Look closely at how this works! The term we extracted from each test set line is handed to the term_expander function, and the result we get back is stored in result. We then compare that result with the string we found on the test set line, which is stored in substitution. If they match, we add one to the counter indicating tests passed. If they do not match, we report the error, and add one to the tests failed counter. AT the end of the program we report the final results. Here is what I saw now:

Fail! |ACC| does not match Austin Community College
Fail! |ACC| does not match Austin Community College
Fail! |acc| does not match Austin Community College
Fail! |aCa| does not match Austin COmmunity COllege
Fail! |OOP| does not match OOP
Fail! |oop| does not match OOP
Fail! |oOp| does not match OOP
0tests passed
7tests failed

Well, that is no good, all the tests failed.

Test Driven Development

What we just did was to build a test fixture we can use to test out term_expander function as we work on it. Our goal is to make all the tests pass. Every time we add something to the function, we hope we are moving closer to a finished product. Out tests will tell us if that is so. We can always add more tests to the test_set.data file as we think them up!
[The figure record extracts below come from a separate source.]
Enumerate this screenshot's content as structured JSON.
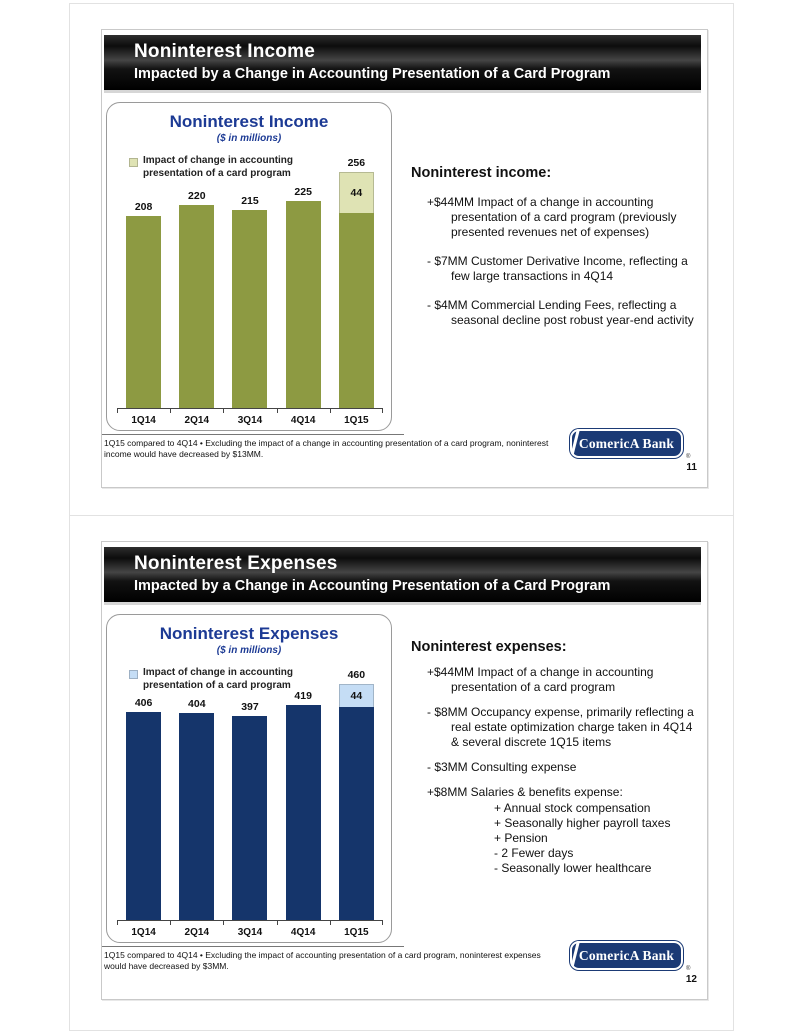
{
  "slides": [
    {
      "page_number": "11",
      "header": {
        "title": "Noninterest Income",
        "subtitle": "Impacted by a Change in Accounting Presentation of a Card Program"
      },
      "chart": {
        "title": "Noninterest Income",
        "subtitle": "($ in millions)",
        "legend": "Impact of change in accounting presentation of a card program"
      },
      "notes": {
        "heading": "Noninterest income:",
        "bullets": [
          "+$44MM Impact of a change in accounting presentation of a card program (previously presented revenues net of expenses)",
          "- $7MM Customer Derivative Income, reflecting a few large transactions in 4Q14",
          "- $4MM Commercial Lending Fees, reflecting a seasonal decline post robust year-end activity"
        ]
      },
      "footnote": "1Q15 compared to 4Q14 • Excluding the impact of a change in accounting presentation of a card program, noninterest income would have decreased by $13MM.",
      "logo": {
        "text": "ComericA Bank",
        "mark": "®"
      }
    },
    {
      "page_number": "12",
      "header": {
        "title": "Noninterest Expenses",
        "subtitle": "Impacted by a Change in Accounting Presentation of a Card Program"
      },
      "chart": {
        "title": "Noninterest Expenses",
        "subtitle": "($ in millions)",
        "legend": "Impact of change in accounting presentation of a card program"
      },
      "notes": {
        "heading": "Noninterest expenses:",
        "bullets": [
          {
            "text": "+$44MM Impact of a change in accounting presentation of a card program"
          },
          {
            "text": "- $8MM Occupancy expense, primarily reflecting a real estate optimization charge taken in 4Q14 & several discrete 1Q15 items"
          },
          {
            "text": "- $3MM Consulting expense"
          },
          {
            "text": "+$8MM Salaries & benefits expense:",
            "subitems": [
              "+ Annual stock compensation",
              "+ Seasonally higher payroll taxes",
              "+ Pension",
              "- 2 Fewer days",
              "- Seasonally lower healthcare"
            ]
          }
        ]
      },
      "footnote": "1Q15 compared to 4Q14 • Excluding the impact of accounting presentation of a card program, noninterest expenses would have decreased by $3MM.",
      "logo": {
        "text": "ComericA Bank",
        "mark": "®"
      }
    }
  ],
  "chart_data": [
    {
      "type": "bar",
      "title": "Noninterest Income",
      "subtitle": "($ in millions)",
      "xlabel": "",
      "ylabel": "$ in millions",
      "categories": [
        "1Q14",
        "2Q14",
        "3Q14",
        "4Q14",
        "1Q15"
      ],
      "series": [
        {
          "name": "Noninterest income",
          "values": [
            208,
            220,
            215,
            225,
            212
          ],
          "color": "#8d9a42"
        },
        {
          "name": "Impact of change in accounting presentation of a card program",
          "values": [
            0,
            0,
            0,
            0,
            44
          ],
          "color": "#dfe3b4"
        }
      ],
      "total_labels": [
        "208",
        "220",
        "215",
        "225",
        "256"
      ],
      "segment_label": "44",
      "ylim": [
        0,
        256
      ],
      "grid": false,
      "legend_position": "top-left"
    },
    {
      "type": "bar",
      "title": "Noninterest Expenses",
      "subtitle": "($ in millions)",
      "xlabel": "",
      "ylabel": "$ in millions",
      "categories": [
        "1Q14",
        "2Q14",
        "3Q14",
        "4Q14",
        "1Q15"
      ],
      "series": [
        {
          "name": "Noninterest expenses",
          "values": [
            406,
            404,
            397,
            419,
            416
          ],
          "color": "#15356b"
        },
        {
          "name": "Impact of change in accounting presentation of a card program",
          "values": [
            0,
            0,
            0,
            0,
            44
          ],
          "color": "#c5ddf5"
        }
      ],
      "total_labels": [
        "406",
        "404",
        "397",
        "419",
        "460"
      ],
      "segment_label": "44",
      "ylim": [
        0,
        460
      ],
      "grid": false,
      "legend_position": "top-left"
    }
  ]
}
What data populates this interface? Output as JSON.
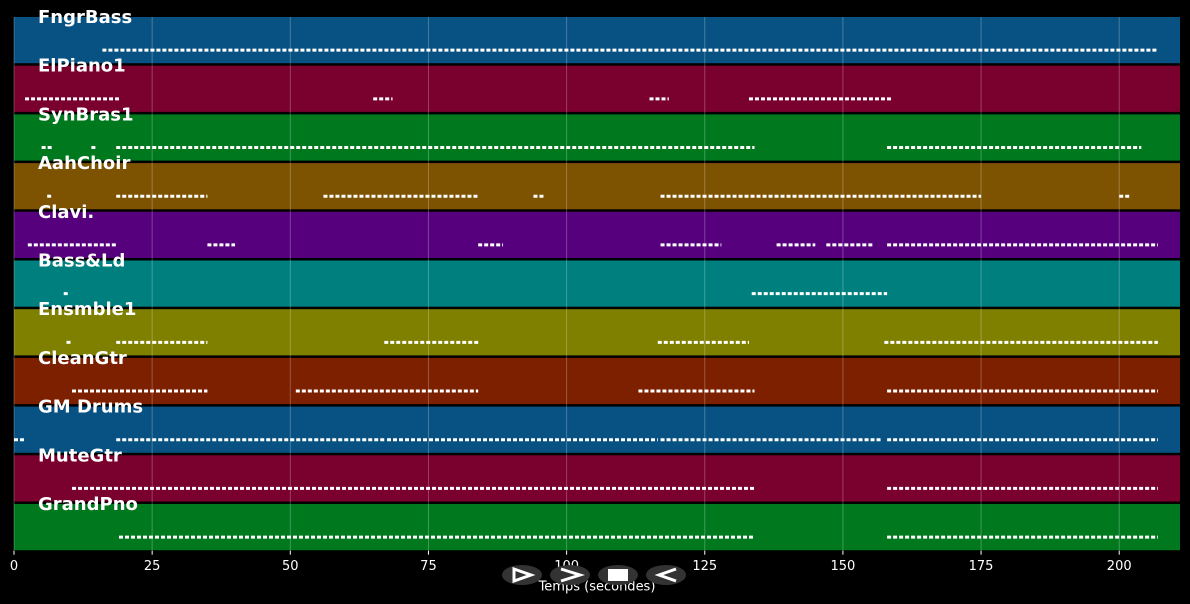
{
  "chart_data": {
    "type": "pianoroll",
    "xlabel": "Temps (secondes)",
    "xlim": [
      0,
      211
    ],
    "xticks": [
      0,
      25,
      50,
      75,
      100,
      125,
      150,
      175,
      200
    ],
    "grid": true,
    "series": [
      {
        "name": "FngrBass",
        "color": "#075282",
        "segments": [
          [
            16,
            207
          ]
        ]
      },
      {
        "name": "ElPiano1",
        "color": "#7a002e",
        "segments": [
          [
            2,
            19
          ],
          [
            65,
            68.5
          ],
          [
            115,
            118.5
          ],
          [
            133,
            159
          ]
        ]
      },
      {
        "name": "SynBras1",
        "color": "#00781e",
        "segments": [
          [
            5,
            7
          ],
          [
            14,
            15
          ],
          [
            18.5,
            134
          ],
          [
            158,
            204
          ]
        ]
      },
      {
        "name": "AahChoir",
        "color": "#7d5200",
        "segments": [
          [
            6,
            7
          ],
          [
            18.5,
            35
          ],
          [
            56,
            84
          ],
          [
            94,
            96
          ],
          [
            117,
            175
          ],
          [
            200,
            202
          ]
        ]
      },
      {
        "name": "Clavi.",
        "color": "#56007e",
        "segments": [
          [
            2.5,
            18.5
          ],
          [
            35,
            40
          ],
          [
            84,
            88.5
          ],
          [
            117,
            128
          ],
          [
            138,
            145
          ],
          [
            147,
            155.5
          ],
          [
            158,
            207
          ]
        ]
      },
      {
        "name": "Bass&Ld",
        "color": "#007f7f",
        "segments": [
          [
            9,
            10
          ],
          [
            133.5,
            158
          ]
        ]
      },
      {
        "name": "Ensmble1",
        "color": "#7f7f00",
        "segments": [
          [
            9.5,
            10.5
          ],
          [
            18.5,
            35
          ],
          [
            67,
            84
          ],
          [
            116.5,
            133
          ],
          [
            157.5,
            207
          ]
        ]
      },
      {
        "name": "CleanGtr",
        "color": "#7d2000",
        "segments": [
          [
            10.5,
            35
          ],
          [
            51,
            84
          ],
          [
            113,
            134
          ],
          [
            158,
            207
          ]
        ]
      },
      {
        "name": "GM Drums",
        "color": "#075282",
        "segments": [
          [
            0,
            2
          ],
          [
            18.5,
            67
          ],
          [
            67.5,
            116.5
          ],
          [
            117,
            157
          ],
          [
            158,
            207
          ]
        ]
      },
      {
        "name": "MuteGtr",
        "color": "#7a002e",
        "segments": [
          [
            10.5,
            134
          ],
          [
            158,
            207
          ]
        ]
      },
      {
        "name": "GrandPno",
        "color": "#00781e",
        "segments": [
          [
            19,
            134
          ],
          [
            158,
            207
          ]
        ]
      }
    ]
  }
}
This is the real way software is being developed in huge projects today. Obviously, this is beyond what you could have done earlier in the course, but you could start using this approach now that you are starting to learn what all this programming stuff is all about. Have fun. This actually makes programming a lot more satisfying. Added to my “Baby Step” approach, and you will find programming can be a lot of fun! (Even if it is hard work at the same time!)